Internet of Things image via Shutterstock
By James Kobielus (@jameskobielus)
The Internet of Things (IoT) is one of big data’s hottest new frontiers. IoT refers to the embedding of continuous Internet connectivity and addressability into a growing range of human artifacts, into the natural world, and even into our smartphones, appliances, and physical persons.
Stream computing, aka complex event processing (CEP), is the key high-velocity technology of the three-V’d big-data stool, and it’s also the central pillar–though far from the only important technology–enabling IoT. Chief applications of IoT are all low-latency high-analytic, including real-time sensor grids, remote telemetry, self-healing network-computing platforms, medical monitoring, traffic management, hazard protection, emergency response, and security incident and event monitoring.
As the real-time event-notification bus of the online world, IoT depends critically on the core stream-computing services. Without an infrastructure that supports continuous real-time ingest, analysis, correlation, handling, and any-to-any routing of machine-generated information, IoT would not be practical. Just as important the IoT infrastructure must be capable of adding value-added stream-computing services such as ability to handle disparate relational and non relational data types; execution of advanced analytics against myriad media objects (e.g., images, audio, voice, VoIP, video); and scalability to support growing volumes of in-flight traffic without choking or slowing down.
IoT depends on stream computing, but stream computing has a much broader range of applications. In fact, the burgeoning digital media and entertainment arena depends on stream computing services. You might even make a credible case for stream computing being the pivotal glue tying together most of today’s chief technology paradigms: big data, IoT, social, mobile, and cloud.
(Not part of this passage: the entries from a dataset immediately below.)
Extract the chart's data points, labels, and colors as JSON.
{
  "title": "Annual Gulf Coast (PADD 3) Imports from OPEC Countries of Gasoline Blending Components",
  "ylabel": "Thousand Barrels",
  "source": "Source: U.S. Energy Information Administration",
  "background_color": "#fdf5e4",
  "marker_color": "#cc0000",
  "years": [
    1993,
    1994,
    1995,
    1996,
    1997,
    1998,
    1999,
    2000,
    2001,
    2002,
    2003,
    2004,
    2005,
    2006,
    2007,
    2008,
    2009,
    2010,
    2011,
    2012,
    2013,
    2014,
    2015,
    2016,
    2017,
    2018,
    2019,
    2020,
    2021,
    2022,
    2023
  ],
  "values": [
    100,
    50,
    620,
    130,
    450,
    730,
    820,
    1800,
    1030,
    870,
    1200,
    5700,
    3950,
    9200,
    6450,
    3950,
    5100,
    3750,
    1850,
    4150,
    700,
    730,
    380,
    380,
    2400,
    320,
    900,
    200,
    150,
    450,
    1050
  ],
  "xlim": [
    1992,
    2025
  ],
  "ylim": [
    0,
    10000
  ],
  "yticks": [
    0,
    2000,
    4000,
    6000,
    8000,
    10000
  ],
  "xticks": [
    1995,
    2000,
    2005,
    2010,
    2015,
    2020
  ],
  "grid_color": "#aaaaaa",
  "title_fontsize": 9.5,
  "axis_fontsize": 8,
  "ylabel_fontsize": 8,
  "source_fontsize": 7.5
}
As befits its central importance in the new online world, the stream-computing market remains in constant flux. The technology has been around for a long time, as this recent article (http://ow.ly/mg5Lw) makes clear, but it’s also evolving rapidly. It’s such a well-established niche that most diversified solution providers–including IBM with InfoSphere Streams, have it in their portfolios, as do a wide range of niche vendors. It’s a sufficiently robust market, in the sense that larger vendors continue to acquire established pure-plays (2 such acquisitions happened recently in a single week) while startups (e.g., http://bit.ly/14xlIvQ) enter to try their hand in the streaming end of hot spaces such as big data.
IoT’s significance in the adoption of stream computing cannot be overstated. Guaranteed low latency is becoming the unstated expectation in every online interaction–whether it involves people, machines, or some combination–and only stream computing can deliver on that promise.